A final difference, transportation experts say, is that Young's committee doesn't appear to be as "ruthless" as Shuster's was. The former chairman frequently used the size of his unified, 75-member committee-the largest in Congress-to threaten House Republican leaders if he didn't get his way, and he also used his power of earmarking pork barrel projects to reward supporters and punish opponents. "They were ruthless," said a House Republican aide who does not work for Young's committee. "There is no doubt that they were the most ruthless committee I have ever seen."

This aide points out, however, that Young's committee is much easier to work with. "The culture there is one that is more willing to discuss things and analyze things. They are not as willing to threaten." Young himself agrees with that depiction. "I sometimes may not be as tough as Bud was," he said. "I am more of a negotiator. But I am also one that will defend the committee and the process."

Yet critics argue that Young has lost some legislative fights that Shuster might have won. For example, in the conference report on last year's Transportation appropriations bill, appropriators raided $423 million from federal highway funds to pay for other programs. In addition, transportation advocates desperately wanted to include a plan to increase highway spending in last year's House Republican economic stimulus bill, but that proposal went nowhere.
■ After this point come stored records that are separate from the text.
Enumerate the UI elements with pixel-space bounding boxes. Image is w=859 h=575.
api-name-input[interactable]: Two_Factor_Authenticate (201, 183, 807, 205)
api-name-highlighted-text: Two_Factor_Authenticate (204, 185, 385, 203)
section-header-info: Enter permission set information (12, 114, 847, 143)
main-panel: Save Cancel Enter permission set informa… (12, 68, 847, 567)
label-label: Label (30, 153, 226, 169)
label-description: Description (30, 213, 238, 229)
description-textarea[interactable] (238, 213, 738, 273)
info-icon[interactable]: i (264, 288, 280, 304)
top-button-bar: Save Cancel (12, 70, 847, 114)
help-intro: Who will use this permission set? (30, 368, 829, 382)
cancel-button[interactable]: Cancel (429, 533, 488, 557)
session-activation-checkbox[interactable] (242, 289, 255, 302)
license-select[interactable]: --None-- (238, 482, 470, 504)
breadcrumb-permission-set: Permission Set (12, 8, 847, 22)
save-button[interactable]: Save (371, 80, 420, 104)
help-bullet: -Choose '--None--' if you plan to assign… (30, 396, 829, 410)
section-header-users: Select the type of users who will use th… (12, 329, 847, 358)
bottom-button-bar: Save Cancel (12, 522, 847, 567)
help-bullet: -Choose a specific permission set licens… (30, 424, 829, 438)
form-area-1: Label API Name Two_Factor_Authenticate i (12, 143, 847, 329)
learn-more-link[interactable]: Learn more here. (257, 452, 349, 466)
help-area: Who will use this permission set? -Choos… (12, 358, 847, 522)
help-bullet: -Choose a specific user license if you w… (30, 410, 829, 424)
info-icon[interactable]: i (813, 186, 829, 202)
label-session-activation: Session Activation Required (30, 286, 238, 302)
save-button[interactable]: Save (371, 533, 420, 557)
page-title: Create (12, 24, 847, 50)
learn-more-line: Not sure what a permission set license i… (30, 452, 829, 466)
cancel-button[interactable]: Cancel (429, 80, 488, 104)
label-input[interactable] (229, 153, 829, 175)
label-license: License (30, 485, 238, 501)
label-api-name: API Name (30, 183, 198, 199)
If Shuster were running the committee, some observers speculate that he might have prevented those defeats. "The end result on some of that stuff might have been the same, but there would have been blood on the floor," a transportation lobbyist said.

In the upcoming battle to reauthorize TEA-21, Young insists he is eager to unleash his powers as Transportation chairman. "I will use the earmarks," he said. "I would be silly not to use them. And I will also use the pen [to eliminate projects] if I have anybody saying, `No, we shouldn't be spending the money on highways.' "

And he concludes with a statement that would make Shuster proud. "Everybody on that committee has something they want," Young said. "And as long as I'm the chairman and they don't have a coup and throw me out, I've got a lot of power over every member of that committee, and I'm not above using it."